Zsa Zsa Heard, executive director of the LaGrange Housing Authority, served on the committee that oversaw the creation of the Comprehensive Plan and said she hopes to partner with the city to develop outside-the-box ideas to solve the problem.
Earlier this year, the federal Department of Housing and Urban Development approved the authority for participation in the Rental Assistance Demonstration program.
RAD shifts housing units from the public housing program to the federal Section 8 program and authorizes government payments to private landlords. Providers like the housing authority may leverage the private sector to make capital improvements, according to HUD.
It’s complicated, Heard said, but what the RAD conversion basically means the housing authority can act more like a free-market property manager and could have more flexibility in how it provides housing to low-income residents. Earlier this year, the authority announced plans to tear down the familiar brick apartments at the Lucy Morgan and Benjamin Hill apartment complexes on Revis Street and Whitesville Road, respectively.

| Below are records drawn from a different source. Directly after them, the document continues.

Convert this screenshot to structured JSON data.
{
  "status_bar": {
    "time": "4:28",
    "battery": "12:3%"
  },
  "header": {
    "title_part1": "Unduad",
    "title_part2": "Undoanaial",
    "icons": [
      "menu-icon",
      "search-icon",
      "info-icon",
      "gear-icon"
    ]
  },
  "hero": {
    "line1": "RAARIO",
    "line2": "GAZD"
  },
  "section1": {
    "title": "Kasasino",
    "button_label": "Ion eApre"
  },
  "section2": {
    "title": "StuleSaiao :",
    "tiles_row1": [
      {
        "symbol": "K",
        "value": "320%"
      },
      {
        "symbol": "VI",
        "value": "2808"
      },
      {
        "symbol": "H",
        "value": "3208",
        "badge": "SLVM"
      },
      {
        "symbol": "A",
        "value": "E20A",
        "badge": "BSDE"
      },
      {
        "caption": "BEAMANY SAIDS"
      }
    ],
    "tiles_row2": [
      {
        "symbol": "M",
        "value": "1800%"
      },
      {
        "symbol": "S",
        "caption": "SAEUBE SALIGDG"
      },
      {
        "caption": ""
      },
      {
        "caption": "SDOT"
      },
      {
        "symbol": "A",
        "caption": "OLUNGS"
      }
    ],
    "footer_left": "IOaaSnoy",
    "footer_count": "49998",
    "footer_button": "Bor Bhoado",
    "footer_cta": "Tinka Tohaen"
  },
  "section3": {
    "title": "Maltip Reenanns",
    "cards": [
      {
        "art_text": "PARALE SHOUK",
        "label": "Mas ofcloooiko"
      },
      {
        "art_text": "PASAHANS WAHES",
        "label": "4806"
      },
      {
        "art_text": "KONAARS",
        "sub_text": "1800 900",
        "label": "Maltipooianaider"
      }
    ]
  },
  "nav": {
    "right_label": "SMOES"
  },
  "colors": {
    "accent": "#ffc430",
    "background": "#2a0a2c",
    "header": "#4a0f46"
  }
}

For example, with the RAD conversion, it would be possible for the housing authority to purchase blighted homes in dilapidated neighborhoods in LaGrange, fix them up and rent them to low-income people, Heard explained. In another scenario, the housing authority could buy land and build apartment-style homes elsewhere in the city. The funds to do either of those projects could come from public money or private investment, she said.
Either way, Heard said she needs the city’s support to move forward with her vision for affordable housing in LaGrange. She also wants to concentrate low-income residents from centralized housing complexes like the ones on Whitesville Road and Revis Street. A move like that not be politically popular, she said, but the housing authority and the city are required by the federal Fair Housing Act of 1968 to provide equitable housing options for all types of people.
Dispersing low-income people around the city could help decrease crime rates and encourage people to take more proactive roles in the community, Heard said. She explained the theory is similar to the housing authority’s after-school program, which is free of charge and open to kids from all around the community, not just the housing authority.
“The children here have to see different children, or they are never going to change,” she said. “They might not ever hear about going to college or becoming a doctor. But if we blend them in with other types of kids who maybe play the violin or play a different kind of sport, it introduces them to a new environment.”
There is grant money available for projects like the ones Heard is considering, according to Alton West, the city’s director of community development.
Two grants flow from the federal government through the state’s Department of Community Affairs: the Community Housing Improvement Program and the Community Development Block Grant.
In the past, the city has funneled the CHIP grants to the affordable housing nonprofit DASH and the most recent CDB grant went toward upgrading city water infrastructure, West said. The city has to compete for the grants and the funding is merit based.
“(The Department of Community Affairs) really likes shovel-ready projects,” West said. “They like to see that you have a plan and that you’re ready to act on it.”
Heard said she plans to come up with such a plan and in the future hopefully apply for some of that grant money.